3. Archaeology cannot tell us everything
Archaeology has limitations. Archaeology is not the only window into the past. One puzzle of the Sinai wandering is the apparent lack of remains from the Hebrew passage through the wilderness. However, as Professor Kenneth Kitchen points out, “tented wanderers like the Hebrews (and others) have commonly left no surviving traces.” (Reliability Old Testament 2003, p. 191) Migdol Chapter 9, p. 218-219, provides an additional example drawn from my own travel in the Colorado wilderness.
Archaeology is neither the only nor the final word on ancient history.

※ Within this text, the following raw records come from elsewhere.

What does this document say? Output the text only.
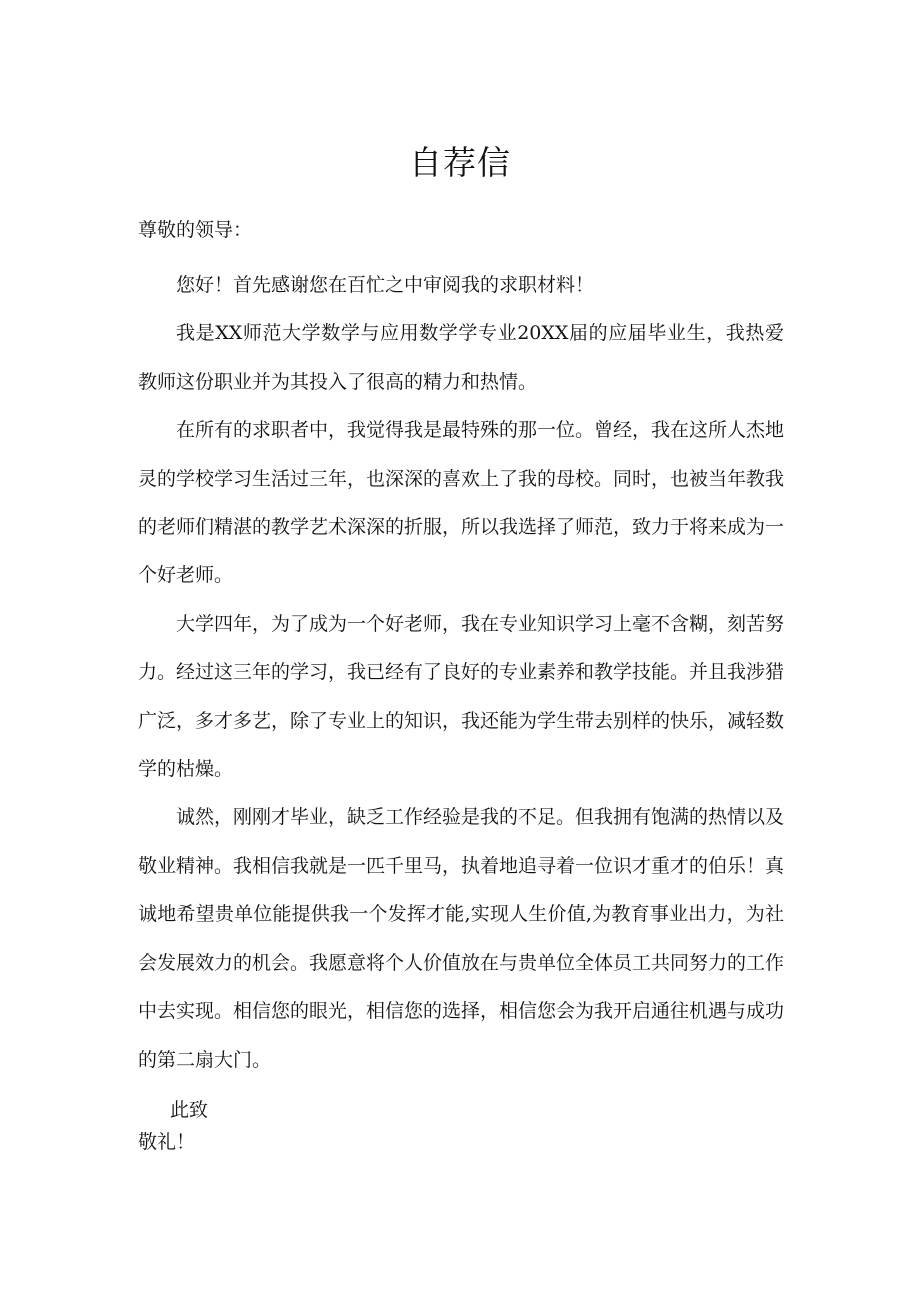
自荐信
尊敬的领导：

您好！首先感谢您在百忙之中审阅我的求职材料！

我是XX师范大学数学与应用数学学专业20XX届的应届毕业生，我热爱教师这份职业并为其投入了很高的精力和热情。

在所有的求职者中，我觉得我是最特殊的那一位。曾经，我在这所人杰地灵的学校学习生活过三年，也深深的喜欢上了我的母校。同时，也被当年教我的老师们精湛的教学艺术深深的折服，所以我选择了师范，致力于将来成为一个好老师。

大学四年，为了成为一个好老师，我在专业知识学习上毫不含糊，刻苦努力。经过这三年的学习，我已经有了良好的专业素养和教学技能。并且我涉猎广泛，多才多艺，除了专业上的知识，我还能为学生带去别样的快乐，减轻数学的枯燥。

诚然，刚刚才毕业，缺乏工作经验是我的不足。但我拥有饱满的热情以及敬业精神。我相信我就是一匹千里马，执着地追寻着一位识才重才的伯乐！真诚地希望贵单位能提供我一个发挥才能,实现人生价值,为教育事业出力，为社会发展效力的机会。我愿意将个人价值放在与贵单位全体员工共同努力的工作中去实现。相信您的眼光，相信您的选择，相信您会为我开启通往机遇与成功的第二扇大门。

此致
敬礼！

Literature, geography, demographics, genetics, physics, chemistry, and even coastal oceanography all have much to say about history. A combination of disciplines provides the most reliable approach to evaluate the historicity of the Exodus. I make this recommendation throughout Between Migdol and the Sea.
Israel Finkelstein and Neil Silberman are fine sources as archaeologists, but their handling of the Old Testament as literature is poor. Kitchen agrees with me (Reliability 2003, p. 464). For example, F&S claim that “the Genesis stories revolve (mainly) around Judah” (Unearthed p. 44, 46), and this idea forms a substantial part of their Josiah Hypothesis. But their claim is not correct. The Genesis stories revolve around Jacob/Israel, Abraham, and then Joseph in that order. Judah the Patriarch comes in at a distant tenth (Migdol 2014, p. 225-227).
4. Accurate picture of Egypt during the New Kingdom
Exodus 1:11 reports that the Hebrew workers built the store-cities of Pithom and Raamses. Pithom and Pi-Rameses (modern Tell el-Retabeh and Qantir) were indeed occupied during the New Kingdom reign of Pharaoh Rameses II (Hoffmeier Sinai 2005, p. 57, 64)(Kitchen Reliability 2003, p. 257, 256). The city of Pi-Rameses flourished from about 1270-1120 BC, after which Tanis replaced it in prominence. These and other examples (Migdol, p. 245-249) show an accurate knowledge of Egypt during the Ramesside period that would be very difficult to obtain in Jerusalem during the reign of King Josiah (~620 BC).
5. Narrative of the crossing is scientifically accurate
Between Migdol and the Sea Chapter 3 presents a history of researchers and non-scientists who realized (with some surprise) that the crossing narrative in Exodus 14 matches a weather event known as wind setdown. Chapters 4 and 5 describe how my own research revealed more details of the Israelites’ escape through the Red Sea (Hebrew yam suf), including a likely site at Tell Kedua in the eastern Nile delta.
Exodus 14 is an accurate description of a wind setdown event. Migdol Chapter 10 notes that the Kedua Gap is about the only spot where the waters could divide. What is an accurate account of a rare weather event doing in a Bronze Age text? The simplest explanation is that someone was near the Migdol cluster of forts and observed it happen. For this tale to make it to Canaan, someone had to depart from Egypt and take the story with them. That is an Exodus.
Obviously there is much more detail in Between Migdol and the Sea than the summary provided here. The book includes a list of 167 References, many of them to scientific and scholarly publications. For readers of Funmurphys: the Blog who are interested in the Hebrew Exodus from Egypt, this book will give you plenty of solid information to consider. It makes a great Christmas present!